There are various flexible plans on education loans, varying from repayment time after completion of course to getting a job. Here are the top tips to get a student loan and then pay it back:
Carefully read all terms and conditions
The banks provide number of repayment options depending on the courses, duration, repayment method etc. Before getting a suitable student loan, make sure you go through every term and condition of the lender.
”The student loans are generally for 8 to 10 years, while it may be for more than this depending on the bank’s terms and conditions. Also, one should make sure that he/she select the best option available in the market, depending on the time of repayment and interest rates,” Rungta explained.
Seek help from parents
One can also seek help from parents. In case parents are sponsoring the education of their child via an education loan, there are options where lenders charge less interest on early repayments or EMIs starting from 1st month. The tax benefits under education loans are extended to an individual under Section 80 (E) of Income Tax Act 1961.
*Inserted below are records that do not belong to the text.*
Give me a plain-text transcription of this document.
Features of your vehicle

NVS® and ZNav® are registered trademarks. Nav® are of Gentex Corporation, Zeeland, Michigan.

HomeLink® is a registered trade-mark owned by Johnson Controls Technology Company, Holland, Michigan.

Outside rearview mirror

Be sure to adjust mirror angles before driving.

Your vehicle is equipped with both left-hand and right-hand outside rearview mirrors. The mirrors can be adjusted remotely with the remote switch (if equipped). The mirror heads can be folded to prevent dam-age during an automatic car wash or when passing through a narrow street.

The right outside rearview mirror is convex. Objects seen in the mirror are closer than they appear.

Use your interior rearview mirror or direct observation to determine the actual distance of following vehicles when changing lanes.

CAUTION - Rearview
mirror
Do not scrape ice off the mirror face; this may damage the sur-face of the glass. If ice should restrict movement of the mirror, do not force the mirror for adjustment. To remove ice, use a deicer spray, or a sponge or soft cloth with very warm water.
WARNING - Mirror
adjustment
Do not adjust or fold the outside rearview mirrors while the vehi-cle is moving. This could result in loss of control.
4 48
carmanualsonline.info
Look for a job right after course completion
Having a job after your education is over will ensure you can keep up with your student loan. You can form an EMI plan that suits your income. However, the first job often leads you to spend your salary fast, but getting rid of a loan should be your priority to ensure stable financial health later.
Advance or timely repayment
The person should make sure that he/she does not miss any EMI or payment, in order to repay the loan smoothly. For this you should always try to pay your loan as early as possible.
”One should pay the EMI with interest on time, or probably should make an advance payments if possible. Getting rid of loans as early possible will be beneficial as it would attract low interest rate and help you repay fast,” Rungta added.
Avoid unnecessary expenses:
When you are earning, you may want to spend money on several items like clothes, accessories, gadgets, memberships, trips, meals etc. However, one should try and pay the loan amount and avoid doing unnecessary expenses if possible. Having an education loan for way too many years can stop your overall financial growth and stability in long term.